2012 is the Year of the Dragon. Dragons (people born in 1928, 1940, 1952, 1964, 1976, 1988, 2000, 2012) are passionate, brave, enthusiastic, shrewd, tenacious and artistic, but they can also be vindictive, resentful and foolhardy with money.
Below are 6 lucky ways to celebrate.
Watch one of the Library's 9 new DVDs in Chinese (with English subtitles). Titles include Snow Flower and the Secret Fan, Red Cliff, and Raise the Red Lantern.
Learn some simple Chinese words and phrases. Rocket Languages offers online instruction in 11 different languages (including Chinese), and it's all free to Library cardholders.
Download an eBook from the Indiana Digital Consortium using Overdrive and your Library Card. A Heart for Freedom: The Remarkable Journey of a Young Dissident, Her Daring Escape, and Her Quest to Free China's Daughters by Chai Ling, commander-in-chief of the student protesters in Tianamen Square, and The Foremost Good Fortune by Susan Conley are two good choices.
Serve a traditional Chinese meal. Kylie Kwong's Simple Chinese Cooking (641.5951) has mouth-watering pictures, recipes and step-by-step instructions.

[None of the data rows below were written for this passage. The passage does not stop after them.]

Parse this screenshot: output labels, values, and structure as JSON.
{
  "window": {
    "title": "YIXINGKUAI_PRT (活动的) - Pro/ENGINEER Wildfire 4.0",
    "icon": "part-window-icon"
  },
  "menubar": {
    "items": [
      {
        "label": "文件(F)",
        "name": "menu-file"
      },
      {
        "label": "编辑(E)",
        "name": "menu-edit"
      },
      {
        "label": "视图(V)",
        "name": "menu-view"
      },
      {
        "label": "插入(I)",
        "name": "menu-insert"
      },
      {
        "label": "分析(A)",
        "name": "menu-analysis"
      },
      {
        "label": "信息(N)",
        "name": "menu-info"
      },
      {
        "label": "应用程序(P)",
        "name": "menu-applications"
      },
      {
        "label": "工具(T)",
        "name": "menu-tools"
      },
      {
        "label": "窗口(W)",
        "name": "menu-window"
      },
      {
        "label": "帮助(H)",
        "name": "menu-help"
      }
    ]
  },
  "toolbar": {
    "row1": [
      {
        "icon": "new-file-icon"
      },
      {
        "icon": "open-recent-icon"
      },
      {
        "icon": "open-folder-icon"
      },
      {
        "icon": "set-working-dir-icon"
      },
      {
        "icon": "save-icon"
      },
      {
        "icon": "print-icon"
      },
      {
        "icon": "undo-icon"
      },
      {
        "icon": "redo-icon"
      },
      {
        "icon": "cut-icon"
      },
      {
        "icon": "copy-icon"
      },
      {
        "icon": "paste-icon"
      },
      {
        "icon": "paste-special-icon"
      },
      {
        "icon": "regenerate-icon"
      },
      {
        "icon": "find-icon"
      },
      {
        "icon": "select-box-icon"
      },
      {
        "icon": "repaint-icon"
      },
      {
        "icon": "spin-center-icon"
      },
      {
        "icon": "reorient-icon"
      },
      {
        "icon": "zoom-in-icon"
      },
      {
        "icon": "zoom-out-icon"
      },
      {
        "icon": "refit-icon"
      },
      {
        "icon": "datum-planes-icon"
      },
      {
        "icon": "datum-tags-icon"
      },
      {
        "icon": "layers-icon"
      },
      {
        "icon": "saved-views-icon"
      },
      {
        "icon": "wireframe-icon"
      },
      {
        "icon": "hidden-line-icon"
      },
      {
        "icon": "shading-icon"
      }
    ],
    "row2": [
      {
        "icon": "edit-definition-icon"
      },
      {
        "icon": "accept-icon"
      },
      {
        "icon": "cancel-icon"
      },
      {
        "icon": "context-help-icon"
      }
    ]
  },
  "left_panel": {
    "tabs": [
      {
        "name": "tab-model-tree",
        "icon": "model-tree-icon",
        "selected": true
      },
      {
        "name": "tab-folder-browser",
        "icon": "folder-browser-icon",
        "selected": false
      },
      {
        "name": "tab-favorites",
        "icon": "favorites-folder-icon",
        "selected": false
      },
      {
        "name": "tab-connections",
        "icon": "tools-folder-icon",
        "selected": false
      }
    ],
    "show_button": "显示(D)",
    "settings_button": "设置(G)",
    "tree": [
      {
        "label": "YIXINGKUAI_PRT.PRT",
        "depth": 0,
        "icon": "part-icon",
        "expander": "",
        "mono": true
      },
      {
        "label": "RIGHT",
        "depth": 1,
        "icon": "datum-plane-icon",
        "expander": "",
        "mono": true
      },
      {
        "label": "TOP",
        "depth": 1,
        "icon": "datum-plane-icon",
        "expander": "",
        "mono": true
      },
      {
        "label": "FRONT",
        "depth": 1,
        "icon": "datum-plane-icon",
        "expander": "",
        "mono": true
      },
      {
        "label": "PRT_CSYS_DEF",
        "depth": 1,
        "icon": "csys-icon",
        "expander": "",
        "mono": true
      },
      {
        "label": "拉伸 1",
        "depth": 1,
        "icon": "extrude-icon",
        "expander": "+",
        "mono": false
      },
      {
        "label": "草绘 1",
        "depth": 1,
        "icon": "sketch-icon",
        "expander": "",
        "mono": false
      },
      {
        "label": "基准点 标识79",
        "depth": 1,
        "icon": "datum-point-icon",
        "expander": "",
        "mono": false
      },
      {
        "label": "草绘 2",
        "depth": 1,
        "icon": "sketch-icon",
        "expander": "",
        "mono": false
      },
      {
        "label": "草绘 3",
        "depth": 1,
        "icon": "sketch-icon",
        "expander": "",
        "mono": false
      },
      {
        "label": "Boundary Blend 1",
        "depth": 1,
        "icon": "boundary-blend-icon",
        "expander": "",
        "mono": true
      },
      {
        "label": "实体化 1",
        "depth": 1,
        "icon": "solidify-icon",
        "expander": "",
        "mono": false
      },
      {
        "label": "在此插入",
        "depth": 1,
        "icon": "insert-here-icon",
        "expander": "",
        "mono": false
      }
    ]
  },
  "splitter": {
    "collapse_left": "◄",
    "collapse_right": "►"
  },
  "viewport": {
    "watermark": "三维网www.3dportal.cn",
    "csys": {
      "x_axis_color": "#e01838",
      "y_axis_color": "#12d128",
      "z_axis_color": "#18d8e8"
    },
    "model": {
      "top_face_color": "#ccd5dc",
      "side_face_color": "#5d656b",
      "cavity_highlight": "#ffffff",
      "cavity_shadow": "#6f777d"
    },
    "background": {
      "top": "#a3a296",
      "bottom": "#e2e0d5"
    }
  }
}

Helen Chen's Chinese Home Cooking (641.5954) while longer, is no less luscious.
Read and digest On China by former Secretary of State, Henry Kissinger.
Laugh-out-loud over J. Maarten Troost's comic misadventures in Lost on Planet China: The Strange and True Story of One Man's Attempt to Understand the World's Most Mystifying Nation, or How He Became Comfortable Eating Squid.